Hypocrisy is the Greatest Luxury

by Charles Miller on March 21, 2006

Number 25 of Danny Sullivan's 25 Things I Hate About Google:

I've written before about how your philosophy page has a big disconnect with reality. It feels even further disconnected these days. You're doing 100 different things rather than "one thing really, really well." As for "you can make money without doing evil," you know that's not so when you yourselves created an evil scale to decide just how bad bowing to Chinese censorship would be for you. Give us a realistic philosophy, one that doesn't give you so far to fall from lofty heights. We'll like you more for it, rather than the excuses and spin when you can't do what you say you should do.

Neal Stephenson, writing in The Diamond Age:

"You know, when I was a young man, hypocrisy was deemed the worst of vices," Finkle-McGraw said. "It was all because of moral relativism. You see, in that sort of a climate, you are not allowed to criticise others--after all, if there is no absolute right and wrong, then what grounds is there for criticism?"

...

"Now, this led to a good deal of general frustration, for people are naturally censorious and love nothing better than to criticise others' shortcomings. And so it was that they seized on hypocrisy and elevated it from a ubiquitous peccadillo into the monarch of all vices. For, you see, even if there is no right and wrong, you can find grounds to criticise another person by contrasting what he has espoused with what he has actually done. In this case, you are not making any judgment whatsoever as to the correctness of his views or the morality of his behaviour--you are merely pointing out that he has said one thing and done another. Virtually all political discourse in the days of my youth was devoted to the ferreting out of hypocrisy.

...

"We take a somewhat different view of hypocrisy," Finkle-McGraw continued. "In the late-twentieth-century Weltanschauung, a hypocrite was someone who espoused high moral views as part of a planned campaign of deception--he never held these beliefs sincerely and routinely violated them in privacy. Of course, most hypocrites are not like that. Most of the time it's a spirit-is-willing, flesh-is-weak sort of thing."

"That we occasionally violate our own stated moral code," Major Napier said, working it through, "does not imply that we are insincere in espousing that code."

"Of course not," Finkle-McGraw said. "It's perfectly obvious, really. No one ever said that it was easy to hew to a strict code of conduct. Really, the difficulties involved--the missteps we make along the way--are what make it interesting.
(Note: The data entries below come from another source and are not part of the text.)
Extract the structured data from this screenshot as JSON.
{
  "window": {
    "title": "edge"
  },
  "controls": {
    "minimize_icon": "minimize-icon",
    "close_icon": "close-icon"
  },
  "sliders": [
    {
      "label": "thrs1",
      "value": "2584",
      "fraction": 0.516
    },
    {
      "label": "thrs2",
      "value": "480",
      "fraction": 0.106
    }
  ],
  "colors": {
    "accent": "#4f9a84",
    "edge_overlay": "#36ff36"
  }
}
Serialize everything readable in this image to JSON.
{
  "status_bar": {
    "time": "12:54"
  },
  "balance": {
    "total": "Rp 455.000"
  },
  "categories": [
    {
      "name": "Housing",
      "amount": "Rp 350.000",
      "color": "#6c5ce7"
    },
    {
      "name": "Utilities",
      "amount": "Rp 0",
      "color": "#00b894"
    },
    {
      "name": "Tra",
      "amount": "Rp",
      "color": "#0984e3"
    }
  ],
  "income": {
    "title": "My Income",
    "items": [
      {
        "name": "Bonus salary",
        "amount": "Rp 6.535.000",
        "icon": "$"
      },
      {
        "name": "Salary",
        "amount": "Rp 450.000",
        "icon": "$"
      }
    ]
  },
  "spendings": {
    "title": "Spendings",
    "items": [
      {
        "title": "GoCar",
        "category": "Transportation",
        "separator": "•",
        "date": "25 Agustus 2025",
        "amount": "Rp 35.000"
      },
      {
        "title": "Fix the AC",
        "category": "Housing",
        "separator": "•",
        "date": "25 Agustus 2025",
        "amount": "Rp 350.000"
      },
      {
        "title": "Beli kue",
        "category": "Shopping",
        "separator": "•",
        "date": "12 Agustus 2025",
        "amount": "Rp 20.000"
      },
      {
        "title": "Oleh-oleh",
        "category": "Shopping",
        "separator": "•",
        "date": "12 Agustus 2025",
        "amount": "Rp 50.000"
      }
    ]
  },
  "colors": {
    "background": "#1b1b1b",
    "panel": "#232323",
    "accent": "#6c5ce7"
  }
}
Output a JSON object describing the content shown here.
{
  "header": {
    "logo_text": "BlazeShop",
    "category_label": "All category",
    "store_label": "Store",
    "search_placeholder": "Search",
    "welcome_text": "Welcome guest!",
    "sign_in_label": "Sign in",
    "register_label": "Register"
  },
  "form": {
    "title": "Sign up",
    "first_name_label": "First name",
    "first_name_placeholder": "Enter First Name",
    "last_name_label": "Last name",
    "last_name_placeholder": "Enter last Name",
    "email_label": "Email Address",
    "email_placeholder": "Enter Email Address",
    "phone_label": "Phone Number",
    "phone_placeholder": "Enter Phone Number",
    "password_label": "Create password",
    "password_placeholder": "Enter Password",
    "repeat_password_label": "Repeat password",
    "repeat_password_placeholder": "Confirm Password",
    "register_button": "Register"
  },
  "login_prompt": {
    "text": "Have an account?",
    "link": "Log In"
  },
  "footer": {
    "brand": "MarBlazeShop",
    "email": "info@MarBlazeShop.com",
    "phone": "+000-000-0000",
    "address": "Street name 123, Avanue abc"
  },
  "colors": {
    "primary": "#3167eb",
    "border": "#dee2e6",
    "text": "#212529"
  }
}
The internal, and eternal , struggle, between our base impulses and the rigorous demands of our own moral system is quintessentially human. It is how we conduct ourselves in that struggle that determines how we may in time be judged by a higher power." All three men were quiet for a few moments, chewing mouthfuls of beer or smoke, pondering the matter.
Doug, posting in the Xooglers blog.

Setting the bar impossibly high in a very public fashion would make it clear to employees that the executive team valued integrity and it would make it very painful for the company to settle for a path of good intentions instead of a road of righteous deeds. Google has taken heat for some recent decisions, but it’s too early to damn them for trying to deliver on the most ambitious promise a company can make in an imperfect world.

There's a point there. Google has caught a great deal of heat for censoring search engine results in China, with only a footnote to the articles that Microsoft and Yahoo! were already there and censoring, or in Yahoo's case, shopping dissidents to the secret police.

Microsoft get a free run on the "evil" front because hell, they're Microsoft. That's what they do! Google don't get a free run, they invite debate and ask the world to hold them to their stated principles, and I sort of like that they're not getting rid of that slogan any time soon.